Maybe if it was funny I wouldn’t care, but Lucille standing up and setting her feelings to music? No matter how clumsily she handles it, that’s not her. I might be able to picture her reprising her U.S.O. performance of “Downtown,” but I’m sorry, a woman who just wants to get out of rehab sooner isn’t going to be writing a song for a musical about the Fantastic Four. Especially not this woman.
The episode does feature the return of Gene Parmesan though, who gets one of the biggest laughs of the season just by turning up, and it really goes a long way toward highlighting just how poor the new supporting characters this season are. We’re already sick of China Garden and Marky, but we’re thrilled when Gene Parmesan shows up for twenty seconds.
It also, as one of my commenters pointed out, reinstalls Tobias as a therapist, which had been an untapped vein of comedy for the character all along.
Unfortunately, the pinball wizard approach of season four means that just gives him an excuse to work on the Fantastic Four musical as well, and the therapy vein remains almost entirely untapped.

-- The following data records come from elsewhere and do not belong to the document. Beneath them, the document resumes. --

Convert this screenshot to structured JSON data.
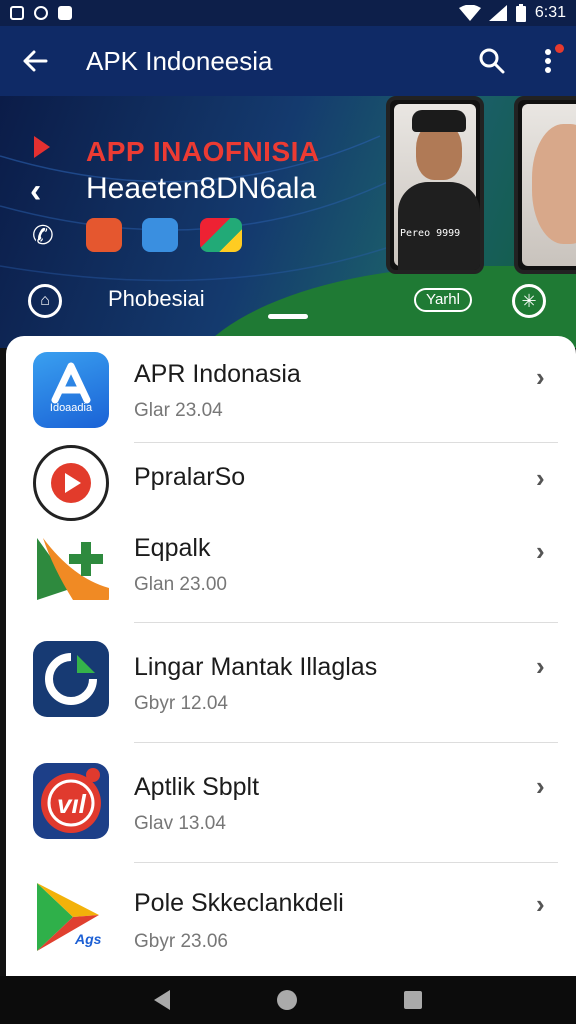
{
  "status_bar": {
    "time": "6:31",
    "icons": [
      "notification-icon",
      "message-icon",
      "square-icon",
      "wifi-icon",
      "signal-icon",
      "battery-icon"
    ]
  },
  "app_bar": {
    "title": "APK Indoneesia",
    "icons": [
      "arrow-back-icon",
      "search-icon",
      "more-vert-icon"
    ]
  },
  "banner": {
    "title": "APP INAOFNISIA",
    "subtitle": "Heaeten8DN6ala",
    "label": "Phobesiai",
    "pill": "Yarhl",
    "phone_text": "Pereo 9999"
  },
  "items": [
    {
      "name": "APR Indonasia",
      "sub": "Glar 23.04",
      "icon_text": "Idoaadia",
      "icon": "app-store-icon"
    },
    {
      "name": "PpralarSo",
      "sub": "",
      "icon_text": "",
      "icon": "youtube-play-icon"
    },
    {
      "name": "Eqpalk",
      "sub": "Glan 23.00",
      "icon_text": "",
      "icon": "plus-app-icon"
    },
    {
      "name": "Lingar Mantak Illaglas",
      "sub": "Gbyr 12.04",
      "icon_text": "",
      "icon": "refresh-app-icon"
    },
    {
      "name": "Aptlik Sbplt",
      "sub": "Glav 13.04",
      "icon_text": "",
      "icon": "red-app-icon"
    },
    {
      "name": "Pole Skkeclankdeli",
      "sub": "Gbyr 23.06",
      "icon_text": "Ags",
      "icon": "play-store-icon"
    }
  ],
  "colors": {
    "app_bar": "#0f2a66",
    "accent_red": "#ec3b33",
    "banner_green": "#1f7a34"
  }
}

Oh, and we find out Lucille 2 is dead, or something, because there’s blood on the staircar and she’s missing. I’ll probably talk more about that in the Buster episode, because god knows I won’t have much else to say there.
I’d have more to say, but it would probably just be me writing, “How the hell did they forget how to write for Lucille?!” over and over again. And I’ll spare you having to scroll through that.
Episode 10: “Queen B.”
Central Character: Lucille
Other Family Appearances: Buster, George Sr., Michael, GOB, Tobias
Most Clumsy Reference to Original Run: Dead dove, which is not to be eaten.
Scene That Most Needed Tightening: Lucille and Lucille 2
bickering at the trial would have been much funnier if we could have
just cut to it for a quick peek, like the argument at Klimpy’s in the
original run. Instead we get a long, unbreaking look at it, and can see
clearly that the actual escalation can never be as funny as we’d
imagine it to be.
Best Line / Exchange:
LUCILLE: Where the hell did we go wrong with that kid?
GEORGE SR.: Probably where we went wrong with the others, I don’t know.